Have you ever considered using clinical hypnotherapy to address a problem you have? Clinical hypnotherapy is a technique that is now becoming widely recognised by many health professionals.
Clinical Hypnotherapy stimulates the innate healing capacity our bodies possess and as such, the list of problems which may be responsive to Clinical Hypnotherapy is long and varied.
Clinical hypnotherapy has been successful in helping people to stop smoking, managing pain, stress, anxiety, habits and phobias and also helping people to reduce weight.

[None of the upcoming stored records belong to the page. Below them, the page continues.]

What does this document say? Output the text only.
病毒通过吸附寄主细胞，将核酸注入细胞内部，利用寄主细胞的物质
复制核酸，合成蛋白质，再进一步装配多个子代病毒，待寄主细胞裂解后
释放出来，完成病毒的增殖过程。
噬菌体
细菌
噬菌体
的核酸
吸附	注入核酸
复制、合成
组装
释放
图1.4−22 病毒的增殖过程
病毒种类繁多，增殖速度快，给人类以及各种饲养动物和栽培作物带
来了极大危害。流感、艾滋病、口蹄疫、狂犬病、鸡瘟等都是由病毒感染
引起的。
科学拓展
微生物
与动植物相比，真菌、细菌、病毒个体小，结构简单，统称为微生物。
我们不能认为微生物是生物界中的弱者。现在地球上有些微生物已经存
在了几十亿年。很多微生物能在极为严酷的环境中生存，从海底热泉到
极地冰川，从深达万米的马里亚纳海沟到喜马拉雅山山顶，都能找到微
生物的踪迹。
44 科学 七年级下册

Medical research has found Clinical Hypnotherapy to be a beneficial tool to manage the symptoms of Irritable Bowel Syndrome (IBS). The National Institute for Health and Care Excellence (NICE) stated in their 2008 Guidelines that “Hypnotherapy and/or Psychological Therapy should be considered for people with Irritable Bowel Syndrome, who do not respond to pharmacological treatments after 12 months and who develop a continuing symptom profile.
Dr Peter Whorwell, a gastroenterologist working in Manchester, became interested in the potential of hypnotherapy for IBS patients over 20 years ago. He kept his new interest under wraps from sceptical colleagues until research proved it was effective. The therapy has proved highly effective, with a recent study showing it had helped 71% of patients for up to five years after their course of treatment. Dr Whorwell told the BBC "People are suspicious because they have seen stage hypnotists, but you cannot be hypnotised against your will, and you won't act out of character while you're hypnotised." Dr Whorwell is trying to spread the word to other doctors around the country. But he says many are still reluctant to use the technique.

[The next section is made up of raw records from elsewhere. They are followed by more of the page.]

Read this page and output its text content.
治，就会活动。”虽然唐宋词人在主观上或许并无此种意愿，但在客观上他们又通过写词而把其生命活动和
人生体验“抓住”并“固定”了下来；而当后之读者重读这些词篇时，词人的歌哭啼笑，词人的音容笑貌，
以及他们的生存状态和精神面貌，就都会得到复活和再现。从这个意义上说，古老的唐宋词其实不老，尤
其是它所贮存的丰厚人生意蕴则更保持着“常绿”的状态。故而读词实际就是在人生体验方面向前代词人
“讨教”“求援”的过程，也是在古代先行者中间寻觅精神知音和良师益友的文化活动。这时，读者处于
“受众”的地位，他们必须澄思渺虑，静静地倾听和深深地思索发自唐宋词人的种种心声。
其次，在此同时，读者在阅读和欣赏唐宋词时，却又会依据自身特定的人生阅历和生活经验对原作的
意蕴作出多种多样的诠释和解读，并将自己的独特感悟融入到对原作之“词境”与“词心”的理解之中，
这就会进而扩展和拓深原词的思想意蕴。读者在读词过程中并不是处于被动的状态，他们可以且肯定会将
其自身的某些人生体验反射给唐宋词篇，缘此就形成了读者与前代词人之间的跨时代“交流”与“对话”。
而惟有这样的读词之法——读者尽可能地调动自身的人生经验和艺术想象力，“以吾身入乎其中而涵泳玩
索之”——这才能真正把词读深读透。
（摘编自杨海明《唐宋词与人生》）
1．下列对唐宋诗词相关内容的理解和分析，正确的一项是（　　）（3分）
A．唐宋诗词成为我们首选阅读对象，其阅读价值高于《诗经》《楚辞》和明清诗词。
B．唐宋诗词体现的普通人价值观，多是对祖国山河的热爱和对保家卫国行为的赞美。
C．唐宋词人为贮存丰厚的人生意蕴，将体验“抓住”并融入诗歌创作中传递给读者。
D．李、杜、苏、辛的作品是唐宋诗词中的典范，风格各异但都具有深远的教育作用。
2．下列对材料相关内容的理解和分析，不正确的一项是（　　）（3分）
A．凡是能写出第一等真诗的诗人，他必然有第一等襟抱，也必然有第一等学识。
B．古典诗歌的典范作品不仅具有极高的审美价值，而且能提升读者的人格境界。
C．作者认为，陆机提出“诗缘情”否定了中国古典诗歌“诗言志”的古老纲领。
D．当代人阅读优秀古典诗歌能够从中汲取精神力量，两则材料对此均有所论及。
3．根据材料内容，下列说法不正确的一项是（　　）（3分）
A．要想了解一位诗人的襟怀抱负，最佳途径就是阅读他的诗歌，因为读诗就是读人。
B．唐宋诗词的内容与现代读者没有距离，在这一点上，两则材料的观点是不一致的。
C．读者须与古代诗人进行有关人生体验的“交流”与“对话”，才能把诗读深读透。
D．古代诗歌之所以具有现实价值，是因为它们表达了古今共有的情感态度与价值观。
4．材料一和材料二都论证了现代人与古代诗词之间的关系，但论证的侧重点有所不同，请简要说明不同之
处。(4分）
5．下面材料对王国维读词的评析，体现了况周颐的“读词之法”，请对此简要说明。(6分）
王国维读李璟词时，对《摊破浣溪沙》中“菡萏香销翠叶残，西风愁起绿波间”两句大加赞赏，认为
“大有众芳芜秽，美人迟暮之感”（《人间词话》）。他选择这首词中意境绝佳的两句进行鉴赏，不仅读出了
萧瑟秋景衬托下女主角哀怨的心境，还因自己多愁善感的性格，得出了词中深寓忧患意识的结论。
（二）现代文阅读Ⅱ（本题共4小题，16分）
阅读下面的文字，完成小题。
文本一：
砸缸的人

Some people are concerned that they will ‘lose control’ in hypnosis. However, regardless of how deeply people may go in to hypnosis and however passive they may appear to be, they actually remain in full control of the situation. They are able to talk if they wish to (or not, as the case may be) and can terminate the session, stand up, or leave the room at any time. A hypnotised person cannot be made to do anything that contravenes their usual ethical, moral or religious beliefs. It is likely that the fear of loss of control originates from most people’s misconception of stage hypnosis, where participants are apparently persuaded to perform all types of (usually foolish) acts. However, it is worth remembering that participation in a stage act is an entirely voluntary process (therefore ‘permission’ is already given to the hypnotist) and that any person who volunteers in such a situation is fully aware of exactly what they are letting themselves in for.
During hypnotherapy you will be gently guided into a deeply relaxed state where you will be encouraged to address negative thoughts, which have led to unwanted behaviours, addictions or phobias. This works by placing positive suggestions into your subconscious mind and provides you with tools to help overcome unwanted thoughts and behaviours. The aim is then to replace these with positive thought processes and healthy behaviours.

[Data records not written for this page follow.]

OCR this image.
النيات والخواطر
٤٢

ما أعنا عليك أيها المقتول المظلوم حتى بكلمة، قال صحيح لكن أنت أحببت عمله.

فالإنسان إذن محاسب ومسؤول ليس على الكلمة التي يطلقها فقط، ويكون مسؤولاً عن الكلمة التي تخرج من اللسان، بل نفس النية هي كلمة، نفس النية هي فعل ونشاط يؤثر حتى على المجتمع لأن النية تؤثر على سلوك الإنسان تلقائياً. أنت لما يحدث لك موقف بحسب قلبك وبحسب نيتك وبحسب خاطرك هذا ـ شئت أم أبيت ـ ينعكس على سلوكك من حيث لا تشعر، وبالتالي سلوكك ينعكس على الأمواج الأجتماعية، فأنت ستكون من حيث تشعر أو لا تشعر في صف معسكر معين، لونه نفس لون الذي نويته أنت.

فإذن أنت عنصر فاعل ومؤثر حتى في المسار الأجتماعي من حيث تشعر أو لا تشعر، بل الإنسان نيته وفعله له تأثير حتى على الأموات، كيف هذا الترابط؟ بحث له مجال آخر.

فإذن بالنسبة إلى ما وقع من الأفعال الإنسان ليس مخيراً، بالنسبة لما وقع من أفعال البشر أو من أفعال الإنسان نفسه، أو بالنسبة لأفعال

If you are interested in receiving help from a Clinical Hypnotherapist ensure that they are qualified and are registered with a regulating bodies such as The General Hypnotherapy Register and The Complementary and Healthcare Council (CNHC). The CHNC is the UK regulator for complementary healthcare practitioners and was set up with government support to protect the public by providing a UK register of complementary therapists. Only qualified and approved Clinical Hypnotherapists can register with these bodies and they ensure all registrants meet essential criteria for safe and professional practice.